Sabtu, 12 Maret 2011

MEMAHAMI KELUGUAN ISTRI


KELUGUAN SEORANG ISTRI
Anda boleh terhenyak, saat mendengar sebuah cuplikan berita, seorang istri dengan sadis membunuh suaminya sendiri, memutilasi tubuhnya menjadi beberapa keping, membungkusnya dalam tanah. Sadis.
Namun, wanita seperti itu –dibalik dugaan bahwa ia mengidap penyakit jiwa— tetaplah seorang wanita dengan keluguannya yang khas.
Ia menyangka, bahwa membunuh suaminya yang begitu kejam terhadapnya selama ini adalah balasan setimpal atas penderitaannya selama ini. Itu emosi khas seorang wanita. Emosi itulah, yang bila diperturutkan, akan menutup jalan mengenali realita, bahwa hidup di penjara sekian tahun, kehilangan suami untuk selama-lamanya, dan ancaman adzab neraka bila ia tak segera bertobat, sungguh jauh lebih menakutkan dari sekadar penderitaan akibat tamparan dan makian suami selama ini. Akan tetapi, itulah salah satu manifestasi dari keluguan seorang wanita, yang terjebak dalam nuansa kebodohan dan kekeringan ilmu. Karena emosi mengejar tikus, lumbung dibakar. Sungguh naas dia.
Maaf, bila saya memulai artikel ini dengan pemaparan realita yang terkesan menyeramkan. Namun yakinlah, bahwa realita itu hanya merupakan teguran atas keteledoran-keteledoran yang selama ini banyak dilakukan di tengah masyarakat kita, menghadapi “keluguan” seorang wanita.
Dalam skala yang bercorakragam, kita pasti pernah mengalaminya dalam hidup. Nah, untuk kaum suami, kaum bapak, mari membuat sebuah perenungan singkat tentang realita-realita kecil di sekitar kita. “Perlakukanlah wanita itu dengan baik, karena wanita itu diciptakan dari tulang rusuk. Sementara bagian tulang rusuk yang paling bengkok adalah yang paling atas. Kalau kita tergesa-gesa membetulkannya, ia akan patah. Namun kalau kita biarkan, ia akan tetap bengkok. Maka perlakukanlah kaum wanita dengan baik.” [1]
Hadits ini menggambarkan, betapa lugunya seorang wanita.
Saat dibentak, ia akan merasa begitu dibenci. Saat dibiarkan, ia merasa mendapat izin untuk melakukan apapun yang dia mau.
Saat dipaksa menghentikan perbuatannya yang keliru, ia merasa sang suami tak lagi punya kasih sayang terhadapnya. Saat tidak ditegur ketika berbuat salah, ia menganggap suami telah berubah aliran dalam keyakinannya!!!
Maka, jangan menganggap bahwa seorang istri akan lupa atas setiap kekeliruan yang dilakukan oleh suami di masa lampau. Memori itu akan tersimpan, dan digunakan sebagai pemukul balik, saat si istri melakukan hal yang sama. “Ah, papa juga dulu begitu...”
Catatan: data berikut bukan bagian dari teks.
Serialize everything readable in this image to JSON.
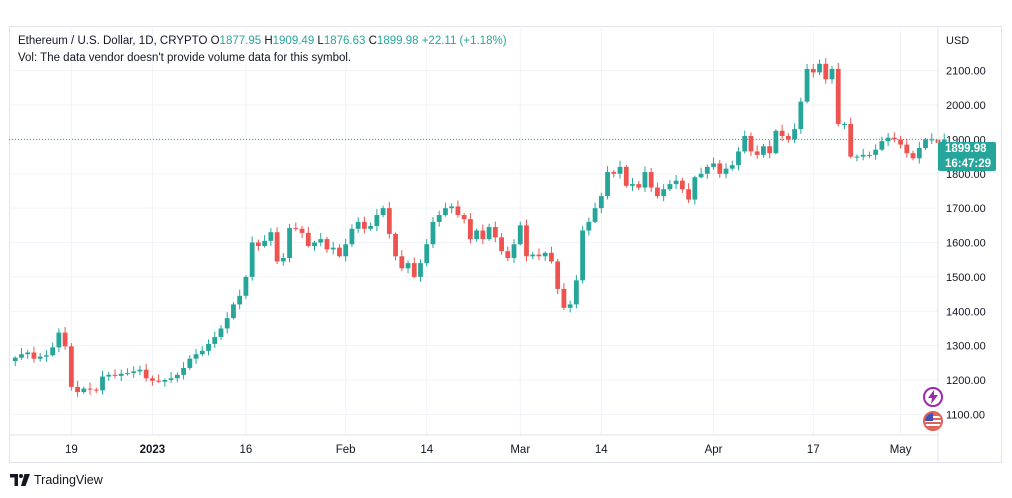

MEMBIMBING KELUGUAN, DENGAN KECERDASAN
Dalam kecerdasan emosional, wanita umumnya adalah setengah laki-laki. Seorang lelaki yang bijak, akan selalu memompa kemampuan dan kecerdasan emosinya, untuk mengimbangi beragam implementasi dari keluguan-keluguan khas wanita.
Ibarat jurus dalam bela diri: melawan kekerasan, dengan kelenturan. Maka, setiap suami harus menyadari, bahwa tidak setiap kemarahan wanita adalah kemarahan. Tidak setiap tangisannya adalah tangisan. Terkadang seorang wanita marah atas kekeliruan kecil yang dilakukan suaminya, namun ia balik bersikap lembut dan penuh toleransi saat diberi jatah uang belanjanya lebih dini. Kemarahan wanita, seringkali muncul karena “diciptakan”, bukan sekadar karena dibiarkan.
Seringkali seorang suami membalas kemarahan khas wanita itu, dengan kemarahan sesungguhnya. Emosi wanita yang unpredictable (tidak dapat diprediksikan), dengan emosi bettulan yang dipompa habis-habisan. Biasanya, itulah cikal bakal tsunami kehidupan rumah tangga. Itulah yang kerap mengubah sebuah perkara kecil menjadi malapetaka yang cenderung kolosal.
Anak kecil tak pernah marah sungguhan. Seorang wanita juga tak jauh dari itu. Kalaupun ia terlihat marah meluap-luap, itu hanya letupan emosi yang sesungguhnya ia sendiri juga amat menyesalinya. Namun, jangan coba-coba membiarkan emosi itu terus meledak-ledak. Seringlah berbicara dengan bahasa hati, niscaya celah-celah untuk memperbaiki “kebengkokan” wanita itu terkuak sedikit demi sedikit. “Kalau begini, apa Adik masih marah juga?.”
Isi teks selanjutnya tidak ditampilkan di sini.